This is an extremely important paper, even if it is incremental to
earlier work. There had been an open question about the necessity of
deuterium, as opposed to protium - but now that is answered.
Holmlid's body of work going back a decade is by far the most advanced
in LENR. This is the future of the field, and it looks very much like a
merger of ICF hot fusion with cold fusion.
However, we must recognize that Holmlid does show both hot fusion and
meson/muon production processes with Deuterium - so essentially only the
proton-based reactions are non-fusion. By implication the net energy
with protons is far less - and he only claims net gain with deuterium.
Here is the relevant quote for that: "MeV particles are ejected by
laser-induced processes in both D(0) and p(0). Also, normal D+D fusion
processes giving ^4 He and ^3 He ions were shown to be initiated by a
relatively weak pulsed laser [using deuterium fuel]. Laser-induced
nuclear fusion in D(0) gives heat above break-even, as reported in Ref.
[15
<http://journals.plos.org/plosone/article?id=10.1371/journal.pone.0169895#pone.0169895.ref015>].
END = note that Holmlid does NOT say that protium does not give heat
above breakeven, only that deuterium does provide it -- but the lack
with protium is implied.
Thus we can summarize by saying that in both cases mesons/muons are
seen. But with deuterium there is also hot fusion, in addition to the
mesons, and this provides the excess heat, which is not the case with
protons. The 24 MeV gamma is replaced by a particle flux in the range of
20 MeV indicating that 4 deuterons fuse into 2 alphas. Sound familiar?
That is reminiscent of Takahasi's tetrahedral theory.

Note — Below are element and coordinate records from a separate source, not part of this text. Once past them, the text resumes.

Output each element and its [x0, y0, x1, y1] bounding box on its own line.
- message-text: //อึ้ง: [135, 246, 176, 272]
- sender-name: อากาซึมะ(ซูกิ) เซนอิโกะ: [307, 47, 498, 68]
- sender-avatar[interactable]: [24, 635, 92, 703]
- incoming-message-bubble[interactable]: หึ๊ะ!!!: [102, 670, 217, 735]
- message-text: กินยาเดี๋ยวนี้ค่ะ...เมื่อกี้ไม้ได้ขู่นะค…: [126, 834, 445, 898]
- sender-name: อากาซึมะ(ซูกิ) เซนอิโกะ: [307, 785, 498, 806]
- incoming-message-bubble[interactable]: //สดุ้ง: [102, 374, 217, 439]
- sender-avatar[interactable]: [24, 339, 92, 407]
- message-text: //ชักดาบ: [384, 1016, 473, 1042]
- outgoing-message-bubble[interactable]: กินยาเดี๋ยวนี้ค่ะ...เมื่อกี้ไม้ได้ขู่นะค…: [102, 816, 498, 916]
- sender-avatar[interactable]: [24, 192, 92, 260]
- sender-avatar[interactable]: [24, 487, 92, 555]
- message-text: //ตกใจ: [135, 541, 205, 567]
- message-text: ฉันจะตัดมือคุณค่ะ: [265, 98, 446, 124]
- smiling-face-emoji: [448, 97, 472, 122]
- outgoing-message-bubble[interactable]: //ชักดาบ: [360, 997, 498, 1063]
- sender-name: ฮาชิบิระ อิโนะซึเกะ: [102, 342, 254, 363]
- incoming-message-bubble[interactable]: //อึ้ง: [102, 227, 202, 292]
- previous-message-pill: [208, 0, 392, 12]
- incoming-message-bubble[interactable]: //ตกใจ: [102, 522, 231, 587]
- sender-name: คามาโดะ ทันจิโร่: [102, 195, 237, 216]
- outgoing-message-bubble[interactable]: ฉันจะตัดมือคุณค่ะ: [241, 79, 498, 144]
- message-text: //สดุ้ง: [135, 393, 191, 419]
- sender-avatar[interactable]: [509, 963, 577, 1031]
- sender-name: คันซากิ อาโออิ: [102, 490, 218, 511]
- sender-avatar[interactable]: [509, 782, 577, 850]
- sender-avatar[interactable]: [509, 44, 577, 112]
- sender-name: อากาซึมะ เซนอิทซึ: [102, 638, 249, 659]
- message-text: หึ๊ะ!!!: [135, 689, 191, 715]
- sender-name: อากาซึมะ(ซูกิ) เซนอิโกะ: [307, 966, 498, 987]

However, ordinary D+D fusion reactions only give an energy up to 3.0 MeV
in the first reaction step, and up to 14.7 MeV in the second step of the
reactions and this apparently avoids the 24 MeV gamma. Thus, nuclear
processes take place with deuterium which are indeed a new version of
hot fusion --with a new kind of multi-particle branching where gammas do
not occur.
The (possible) reason the proton reaction is comparatively weak despite
the massive decay energy of mesons is that decay occurs so far away from
the reactor that the energy cannot be captured. The particles can decay
hundreds of meters away on average.
Jones
Axil Axil wrote:
http://journals.plos.org/plosone/article?id=10.1371/journal.pone.0169895
Mesons from Laser-Induced Processes in Ultra-Dense Hydrogen H(0)
A new paper from Holmlid where he now deduces that LENR cannot be a
fusion based reaction because the energy of the mesons produced are
far to great. I respect a man that can change his mind under the
weight of experimental evidence.
The hydrogen nanoparticle that produces the mesons are 3 to 6 planes long.